Somos condenados a fazermos escolhas. Eva escolheu, optou pelo fruto; Pandora abriu a caixa; Sócrates e Cristo escolheram a morte para que os ensinamentos pudessem continuar vivos.

O homem é massa pesada (Exupèry), toma decisões de peso. Viver é “ser-no-mundo” (Jaspers), entende-se a palavra “ser” como verbo. A visão-do-mundo hoje funda-se sobre o paradigma Liberdade, que fez cair o muro, cujos escombros soterraram a igualdade. Foi vontade nossa. O liberalismo está na base econômica da sociedade, assim como de uma nova ordem amorosa com suas reivindicações.

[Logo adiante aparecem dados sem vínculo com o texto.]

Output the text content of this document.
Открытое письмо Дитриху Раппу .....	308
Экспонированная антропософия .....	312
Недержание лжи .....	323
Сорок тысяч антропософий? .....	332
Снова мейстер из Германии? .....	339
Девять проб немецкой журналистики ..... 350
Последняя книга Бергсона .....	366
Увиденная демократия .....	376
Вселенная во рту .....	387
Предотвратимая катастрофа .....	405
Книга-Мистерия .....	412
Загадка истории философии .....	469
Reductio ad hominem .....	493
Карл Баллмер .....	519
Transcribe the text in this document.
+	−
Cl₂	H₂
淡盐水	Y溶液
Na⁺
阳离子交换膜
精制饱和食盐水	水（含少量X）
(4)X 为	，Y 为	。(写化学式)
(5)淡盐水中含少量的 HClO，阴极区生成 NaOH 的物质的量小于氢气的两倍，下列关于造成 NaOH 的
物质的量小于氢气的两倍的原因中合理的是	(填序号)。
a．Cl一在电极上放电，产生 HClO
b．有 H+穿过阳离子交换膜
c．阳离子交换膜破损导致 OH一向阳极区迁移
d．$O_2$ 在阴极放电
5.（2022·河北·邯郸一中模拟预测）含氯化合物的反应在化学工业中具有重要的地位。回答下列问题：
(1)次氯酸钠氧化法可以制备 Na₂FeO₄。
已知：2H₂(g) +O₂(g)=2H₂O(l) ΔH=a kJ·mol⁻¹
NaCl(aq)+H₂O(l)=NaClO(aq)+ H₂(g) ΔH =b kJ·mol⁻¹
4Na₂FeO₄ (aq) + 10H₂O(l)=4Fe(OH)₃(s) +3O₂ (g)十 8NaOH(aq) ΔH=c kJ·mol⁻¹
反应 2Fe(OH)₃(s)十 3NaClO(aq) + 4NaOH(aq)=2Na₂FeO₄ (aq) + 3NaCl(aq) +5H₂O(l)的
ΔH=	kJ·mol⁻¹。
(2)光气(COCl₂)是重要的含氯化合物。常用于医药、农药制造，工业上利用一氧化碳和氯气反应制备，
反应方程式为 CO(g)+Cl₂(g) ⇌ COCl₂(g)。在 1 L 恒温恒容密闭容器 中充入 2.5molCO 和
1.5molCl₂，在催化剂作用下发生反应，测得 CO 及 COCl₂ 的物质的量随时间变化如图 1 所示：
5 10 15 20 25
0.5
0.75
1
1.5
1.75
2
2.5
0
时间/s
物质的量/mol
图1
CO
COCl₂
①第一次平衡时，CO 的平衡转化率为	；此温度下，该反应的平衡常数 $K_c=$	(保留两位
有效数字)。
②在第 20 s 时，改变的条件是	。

Ora, se desejo é pulsão, então a idolatria do corpo e das sensações é contrária à liberdade humana. O ganho é perda. Por exemplo: namorar é compromisso, responsabilidade. Portanto, “ficar” é usufruição. O corpo é submetido, estamos no mundo da troca, da coisificação.

Depois da Religião “light” (Comblin, sobre o neo-liberalismo), a pós-modernidade trás a felicidade “light”. O senso comum em transformação. A escola, enquanto instituição, também está diante de uma escolha: ensinar a arte de viver ou ensinar como o mundo é.

Santo Agostinho, obcecado em alcançar o absoluto, resolve dispensar Flória, sua esposa, doravante rebaixada a concubina nos textos da Igreja Católica. Ele almejava a liberdade total do espírito, e para obter esse ganho seria necessário abdicar das sensações, a “perda” do cônjuge seria a condição para “ganhar” tal liberdade. Livrou-se do mundo das sensações? Não. Ficou inconformado ao perceber que o espírito até pode comandar o corpo –viver num regime de castidade, mas não consegue-se impedir os sonhos eróticos. Não se manda no espírito, ele não obedece. Freud explica. Há escolhas que ultrapassam nosso poder, nossa condição humana.

Platão não teve a pretensão de alcançar o absoluto. Melhor: teve o cuidado de não definir as coisas últimas; se colocou humildemente, e com respeito, diante do Mistério. Apenas indicou uma direção: buscar o Bem.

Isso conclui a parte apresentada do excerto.